In the second picture (my Tropical Tank) I added more plants (lighter as well) and took out a tall log that I put in the bala tank that matches the one's in there. The fish have more space now. It was kind of cluttery. 

Before:


After


And some photos of my other tanks.



Kind of lopsided, LOL. Sorry!


----------



## Chazwick (Aug 24, 2005)

Wow, fantastic tanks you got there 
Looking good and natural


----------



## Doodles (Oct 2, 2005)

Thank you!


----------



## Georgia Peach (Sep 23, 2005)

looks great!


----------



## osteoporoosi (Jan 27, 2005)

Looks much better now, more natural!


----------



## fishfreaks (Jan 19, 2005)

I like what you've done with them! Kudos !!


----------



## AshleytheGreat (Jul 24, 2005)

OMG those logs are so expensive, I have one of them in my tank. It was like ripping out my heart when i had to buy it but its well worth it



-- always looking forward to see pics of your tank!


----------



## fishboy (Feb 26, 2005)

nice changes, nice to have a change


----------



## Dez (Oct 25, 2005)

very nice. definatly looks much better


----------



## Doodles (Oct 2, 2005)

Thanks You everyone! 



> OMG those logs are so expensive, I have one of them in my tank.
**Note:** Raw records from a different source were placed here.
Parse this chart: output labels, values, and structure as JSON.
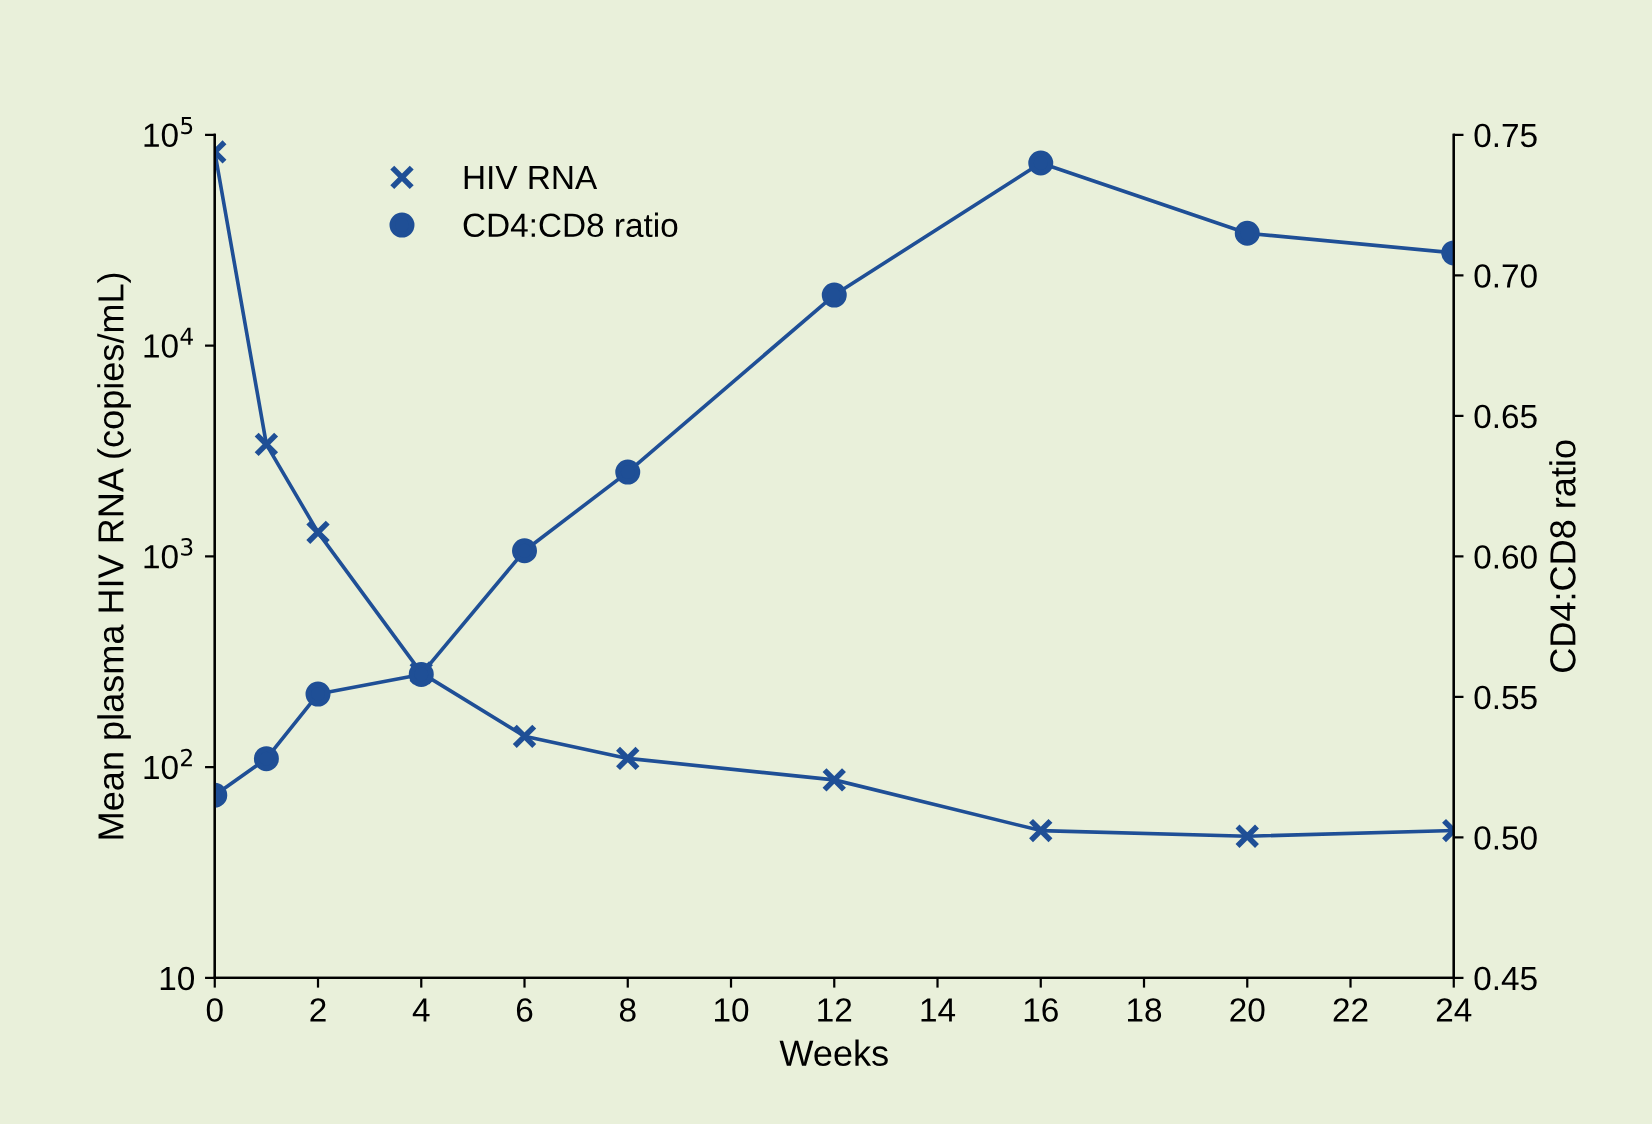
{
  "chart_data": {
    "type": "line",
    "xlabel": "Weeks",
    "ylabel": "Mean plasma HIV RNA (copies/mL)",
    "y2label": "CD4:CD8 ratio",
    "x": [
      0,
      1,
      2,
      4,
      6,
      8,
      12,
      16,
      20,
      24
    ],
    "series": [
      {
        "name": "HIV RNA",
        "color": "#1f4f96",
        "marker": "cross",
        "values": [
          83000,
          3400,
          1300,
          280,
          140,
          110,
          87,
          50,
          47,
          50
        ]
      },
      {
        "name": "CD4:CD8 ratio",
        "color": "#1f4f96",
        "marker": "circle",
        "axis": "y2",
        "values": [
          0.515,
          0.528,
          0.551,
          0.558,
          0.602,
          0.63,
          0.693,
          0.74,
          0.715,
          0.708
        ]
      }
    ],
    "xlim": [
      0,
      24
    ],
    "xticks": [
      0,
      2,
      4,
      6,
      8,
      10,
      12,
      14,
      16,
      18,
      20,
      22,
      24
    ],
    "log": "y",
    "ylim": [
      10,
      100000
    ],
    "yticks": [
      10,
      {
        "value": 100,
        "label": "10$^{2}$"
      },
      {
        "value": 1000,
        "label": "10$^{3}$"
      },
      {
        "value": 10000,
        "label": "10$^{4}$"
      },
      {
        "value": 100000,
        "label": "10$^{5}$"
      }
    ],
    "y2lim": [
      0.45,
      0.75
    ],
    "y2ticks": [
      0.45,
      {
        "value": 0.5,
        "label": "0.50"
      },
      0.55,
      {
        "value": 0.6,
        "label": "0.60"
      },
      0.65,
      {
        "value": 0.7,
        "label": "0.70"
      },
      0.75
    ],
    "grid": false,
    "legend": "top left",
    "line_style": "solid"
  }
}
It was like ripping out my heart when i had to buy it but its well worth it


Wow, really? Those two logs were about $20 each here, how much was yours?


----------



## leveldrummer (May 27, 2005)

AshleytheGreat said:


> OMG those logs are so expensive, I have one of them in my tank. It was like ripping out my heart when i had to buy it but its well worth it


 keep an eye out for petsmart clearance, i got this monster log for 10 bucks


----------